Booker Group announced this morning that it is aiming to complete its merger with the UK's largest supermarket either towards the end of 2017, or in early 2018.
The £3.7bn merger with Tesco is currently being scrutinised by the Competition and Markets Authority, which is examining whether the deal will give Tesco too large a share of the convenience store market. Booker Group also owns the Budgens and Londis chains, although it does not operate the stores.
There are also concerns that taking on a large wholesaler such as Booker Group will give Tesco too much power over its competitors on the supply side.
Booker Group's sales for the year ending 24 March were £5.3bn, a growth of 6.7 per cent. Non-tobacco sales were up 8.7 per cent and tobacco sales were up 2.4 per cent.
However, like-for-like sales of tobacco were down 4.6 per cent and like-for-like sales to retailers were down 0.6 per cent.
Profit before tax grew 15 per cent to £174m.
As part of its final results today, Booker Group confirmed its was "continuing to assist the UK competition authorities".

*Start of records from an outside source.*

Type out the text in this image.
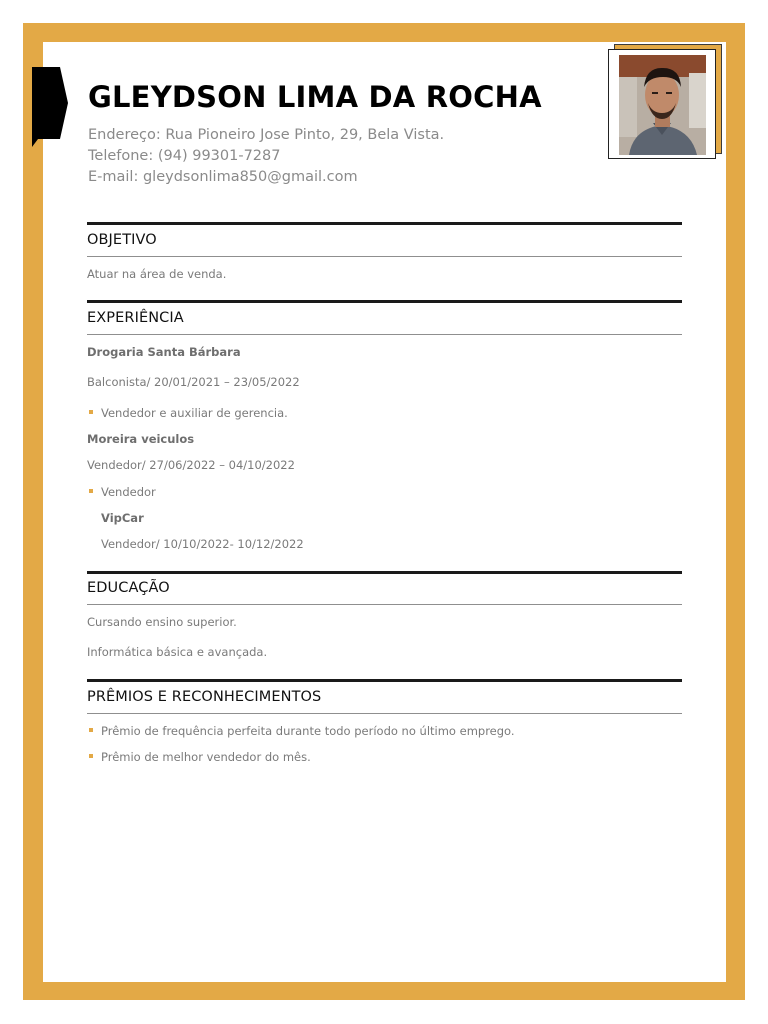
GLEYDSON LIMA DA ROCHA
Endereço: Rua Pioneiro Jose Pinto, 29, Bela Vista.
Telefone: (94) 99301-7287
E-mail: gleydsonlima850@gmail.com
OBJETIVO
Atuar na área de venda.
EXPERIÊNCIA
Drogaria Santa Bárbara
Balconista/ 20/01/2021 – 23/05/2022
Vendedor e auxiliar de gerencia.
Moreira veiculos
Vendedor/ 27/06/2022 – 04/10/2022
Vendedor
VipCar
Vendedor/ 10/10/2022- 10/12/2022
EDUCAÇÃO
Cursando ensino superior.
Informática básica e avançada.
PRÊMIOS E RECONHECIMENTOS
Prêmio de frequência perfeita durante todo período no último emprego.
Prêmio de melhor vendedor do mês.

Charles Wilson, chief executive of Booker, said: "Booker Group had another good year. Our plan to focus, drive and broaden the business remains on track. Customer satisfaction was strong and sales and profits were the best we have ever achieved.
"We are planning to merge with Tesco to create the UK’s leading food business. This merger should deliver significant benefits for consumers, Booker customers, suppliers, colleagues and shareholders. We are very grateful for the support of our customers, suppliers and everybody in the group and look forward to making progress in the year ahead.”